There was much discussion on the need for banks to catch up in this space. Internet firms such as Google and Facebook are light-years ahead in the exploitation of the technology and, given their existing access to information from news flows and social media, they present a real threat to the distribution channels of financial services firms. It is not inconceivable that the banks become disintermediated as a result.


This shouldn’t be the outcome if they begin to more aggressively use the abundance of data they do have from customer activity and the additional data they can now access through open banking in addition to news flows. With the current Covid crisis, the ability to see trends that only machine learning uncovers is even more vital.


To do this, banks need to be more data driven, even mirroring the strategies of the big IT companies. This may seem like something of an extreme statement but banks’ reliance on IT is huge: for risk management alone stress testing, risk appetite, pricing, reporting and risk models are all tightly interwoven and impact each other and demand vast quantities of data and processing.

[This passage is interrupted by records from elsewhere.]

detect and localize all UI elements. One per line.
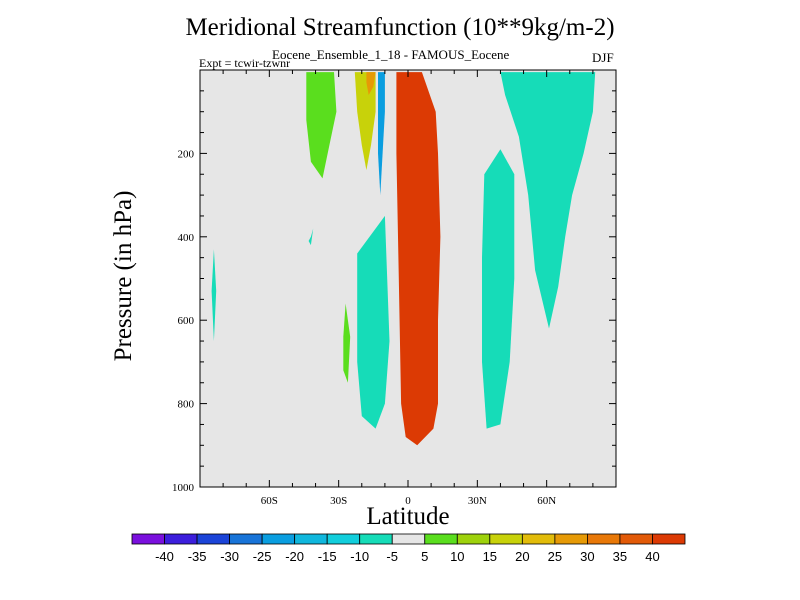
colorbar-swatch — [131, 533, 165, 545]
colorbar-label: 30 — [580, 549, 594, 564]
colorbar-swatch — [326, 533, 361, 545]
y-tick-label: 600 — [178, 315, 195, 327]
colorbar-label: 25 — [548, 549, 562, 564]
axes: 60S 30S 0 30N 60N 200 400 600 800 1000 — [172, 70, 616, 507]
colorbar-swatch — [456, 533, 491, 545]
colorbar-swatch — [424, 533, 458, 545]
colorbar-swatch — [391, 533, 426, 545]
colorbar-label: -10 — [350, 549, 369, 564]
season-label: DJF — [592, 50, 614, 65]
colorbar-label: 15 — [483, 549, 497, 564]
colorbar-swatch — [652, 533, 686, 545]
x-tick-label: 60S — [261, 495, 278, 507]
colorbar-swatch — [521, 533, 556, 545]
y-tick-label: 800 — [178, 399, 195, 411]
colorbar-swatch — [554, 533, 588, 545]
colorbar-label: -15 — [318, 549, 337, 564]
contour-region — [357, 215, 390, 429]
contour-region — [308, 228, 314, 246]
x-tick-label: 0 — [405, 495, 411, 507]
colorbar-swatch — [164, 533, 198, 545]
colorbar-swatch — [587, 533, 621, 545]
contour-region — [366, 72, 376, 95]
colorbar: -40 -35 -30 -25 -20 -15 -10 -5 5 10 15 20 25 30 35 40 — [131, 533, 686, 564]
contour-regions — [211, 72, 596, 446]
colorbar-label: 40 — [645, 549, 659, 564]
colorbar-label: -30 — [220, 549, 239, 564]
colorbar-swatch — [196, 533, 230, 545]
chart-title: Meridional Streamfunction (10**9kg/m-2) — [185, 14, 615, 41]
contour-region — [354, 72, 376, 171]
colorbar-swatch — [489, 533, 523, 545]
x-axis-label: Latitude — [366, 503, 450, 530]
chart-subtitle: Eocene_Ensemble_1_18 - FAMOUS_Eocene — [272, 47, 510, 62]
colorbar-label: -20 — [285, 549, 304, 564]
contour-region — [396, 72, 441, 446]
y-tick-label: 400 — [178, 232, 195, 244]
colorbar-label: 10 — [450, 549, 464, 564]
colorbar-swatch — [229, 533, 263, 545]
contour-region — [482, 149, 515, 429]
x-tick-label: 30S — [330, 495, 347, 507]
colorbar-swatch — [261, 533, 296, 545]
x-tick-label: 60N — [537, 495, 556, 507]
contour-region — [306, 72, 337, 179]
colorbar-swatch — [359, 533, 393, 545]
x-tick-label: 30N — [468, 495, 487, 507]
contour-region — [211, 249, 217, 342]
colorbar-label: -40 — [155, 549, 174, 564]
contour-region — [343, 303, 351, 383]
y-tick-label: 1000 — [172, 482, 195, 494]
colorbar-label: -5 — [386, 549, 398, 564]
colorbar-label: 20 — [515, 549, 529, 564]
contour-region — [500, 72, 596, 329]
contour-region — [378, 72, 385, 196]
colorbar-label: 5 — [421, 549, 428, 564]
colorbar-label: -35 — [188, 549, 207, 564]
colorbar-label: 35 — [613, 549, 627, 564]
experiment-label: Expt = tcwir-tzwnr — [199, 56, 291, 70]
colorbar-label: -25 — [253, 549, 272, 564]
colorbar-swatch — [619, 533, 653, 545]
colorbar-swatch — [294, 533, 328, 545]
y-tick-label: 200 — [178, 148, 195, 160]
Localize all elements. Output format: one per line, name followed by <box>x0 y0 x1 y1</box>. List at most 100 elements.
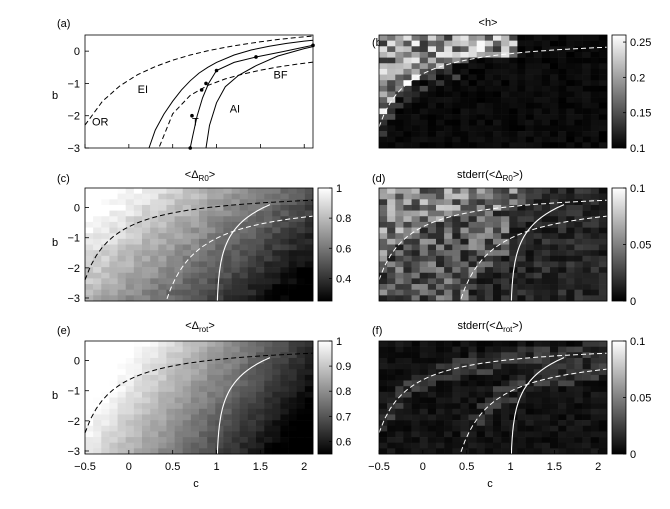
heatmap-cell <box>304 210 314 217</box>
heatmap-cell <box>125 425 135 432</box>
heatmap-cell <box>452 278 461 285</box>
heatmap-cell <box>509 397 518 404</box>
heatmap-cell <box>598 74 608 81</box>
heatmap-cell <box>598 341 608 347</box>
heatmap-cell <box>288 295 298 302</box>
heatmap-cell <box>444 420 453 427</box>
heatmap-cell <box>411 57 421 64</box>
panel-e-heatmap <box>85 341 314 455</box>
heatmap-cell <box>109 289 118 296</box>
heatmap-cell <box>223 341 232 347</box>
heatmap-cell <box>460 35 469 41</box>
heatmap-cell <box>256 420 265 427</box>
heatmap-cell <box>239 289 249 296</box>
panel-f-xtick-label-4: 1.5 <box>547 461 562 473</box>
heatmap-cell <box>436 51 445 58</box>
heatmap-cell <box>182 216 192 223</box>
heatmap-cell <box>142 346 151 353</box>
heatmap-cell <box>566 442 575 449</box>
heatmap-cell <box>379 250 388 257</box>
heatmap-cell <box>272 442 281 449</box>
panel-b-colorbar-scale <box>611 34 627 149</box>
heatmap-cell <box>598 131 608 137</box>
heatmap-cell <box>182 221 192 228</box>
heatmap-cell <box>93 216 102 223</box>
heatmap-cell <box>93 221 102 228</box>
heatmap-cell <box>223 386 232 393</box>
panel-f-axes <box>378 340 608 455</box>
heatmap-cell <box>582 119 592 126</box>
heatmap-cell <box>239 199 249 206</box>
panel-a-ytick-label-3: −3 <box>67 143 80 155</box>
heatmap-cell <box>239 414 249 421</box>
heatmap-cell <box>395 131 404 137</box>
panel-e-colorbar-label-3: 0.7 <box>336 411 351 423</box>
heatmap-cell <box>452 68 461 75</box>
heatmap-cell <box>574 397 583 404</box>
heatmap-cell <box>590 295 600 302</box>
heatmap-cell <box>501 255 510 262</box>
heatmap-cell <box>566 204 575 211</box>
heatmap-cell <box>590 363 600 370</box>
heatmap-cell <box>403 119 412 126</box>
heatmap-cell <box>403 442 412 449</box>
heatmap-cell <box>199 250 208 257</box>
heatmap-cell <box>582 193 592 200</box>
heatmap-cell <box>525 284 535 290</box>
heatmap-cell <box>215 341 224 347</box>
heatmap-cell <box>436 74 445 81</box>
heatmap-cell <box>93 397 102 404</box>
panel-b: (b) <h> 0.250.20.150.1 <box>372 17 651 155</box>
heatmap-cell <box>436 346 445 353</box>
heatmap-cell <box>379 425 388 432</box>
heatmap-cell <box>142 380 151 387</box>
heatmap-cell <box>207 442 216 449</box>
heatmap-cell <box>484 102 494 109</box>
heatmap-cell <box>174 431 184 438</box>
heatmap-cell <box>272 363 281 370</box>
heatmap-cell <box>452 255 461 262</box>
heatmap-cell <box>304 374 314 381</box>
heatmap-cell <box>264 408 273 415</box>
heatmap-cell <box>598 238 608 245</box>
heatmap-cell <box>231 431 241 438</box>
heatmap-cell <box>558 204 567 211</box>
heatmap-cell <box>85 188 94 194</box>
heatmap-cell <box>460 244 469 251</box>
heatmap-cell <box>541 131 551 137</box>
heatmap-cell <box>590 244 600 251</box>
heatmap-cell <box>468 272 478 279</box>
heatmap-cell <box>109 437 118 443</box>
heatmap-cell <box>427 397 437 404</box>
heatmap-cell <box>533 204 543 211</box>
heatmap-cell <box>476 278 486 285</box>
heatmap-cell <box>590 374 600 381</box>
heatmap-cell <box>468 85 478 92</box>
heatmap-cell <box>484 233 494 240</box>
heatmap-cell <box>550 102 559 109</box>
heatmap-cell <box>452 261 461 268</box>
heatmap-cell <box>419 437 429 443</box>
heatmap-cell <box>379 68 388 75</box>
panel-f-label: (f) <box>372 325 382 337</box>
heatmap-cell <box>460 272 469 279</box>
heatmap-cell <box>247 374 257 381</box>
heatmap-cell <box>296 341 306 347</box>
heatmap-cell <box>476 284 486 290</box>
heatmap-cell <box>493 142 502 149</box>
heatmap-cell <box>566 114 575 121</box>
heatmap-cell <box>484 391 494 398</box>
heatmap-cell <box>142 284 151 290</box>
heatmap-cell <box>125 261 135 268</box>
heatmap-cell <box>517 125 526 132</box>
heatmap-cell <box>566 420 575 427</box>
heatmap-cell <box>387 108 396 115</box>
heatmap-cell <box>574 408 583 415</box>
heatmap-cell <box>550 420 559 427</box>
heatmap-cell <box>436 414 445 421</box>
heatmap-cell <box>280 341 289 347</box>
heatmap-cell <box>190 221 200 228</box>
heatmap-cell <box>541 346 551 353</box>
heatmap-cell <box>207 193 216 200</box>
heatmap-cell <box>166 380 175 387</box>
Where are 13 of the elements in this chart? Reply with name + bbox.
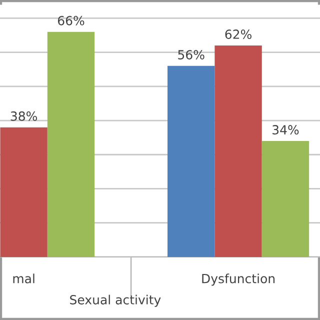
x-tick-label: Dysfunction: [202, 274, 275, 286]
x-tick-label: mal: [13, 274, 34, 284]
bar: [214, 45, 262, 257]
bar: [262, 140, 310, 257]
data-label: 34%: [272, 125, 299, 135]
x-axis-title: Sexual activity: [70, 294, 161, 307]
data-label: 56%: [178, 50, 204, 60]
bar: [168, 66, 215, 257]
data-label: 66%: [58, 16, 84, 26]
bar: [47, 32, 95, 257]
data-label: 38%: [10, 111, 38, 121]
bar: [0, 127, 48, 257]
data-label: 62%: [225, 30, 252, 39]
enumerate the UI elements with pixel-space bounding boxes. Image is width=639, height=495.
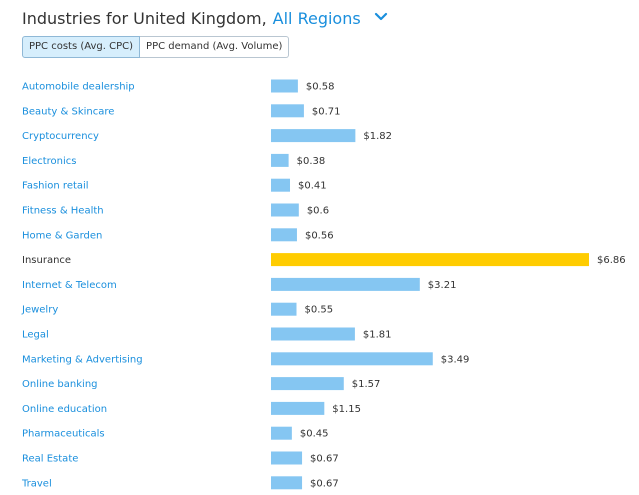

This is not to say that the banks face significant headwinds in adopting machine learning. Bank databases are of varied data quality, fragmented and are a struggle to use and the older and larger the bank, the more so. Additionally, regulators are not yet ready for capital, impairment and stress testing models to be built through machine learning algorithms (albeit, they can provide a useful benchmark to existing models) and so both the incentives to spend on development and the resources to perform the work are held back for the existing model suite.


This shouldn’t stop firms moving forward. Understanding the ecology of data systems and building use cases through small scale trials of the technologies available, whilst actively engaging the regulator to move faster, will help to shape a viable strategy for the future.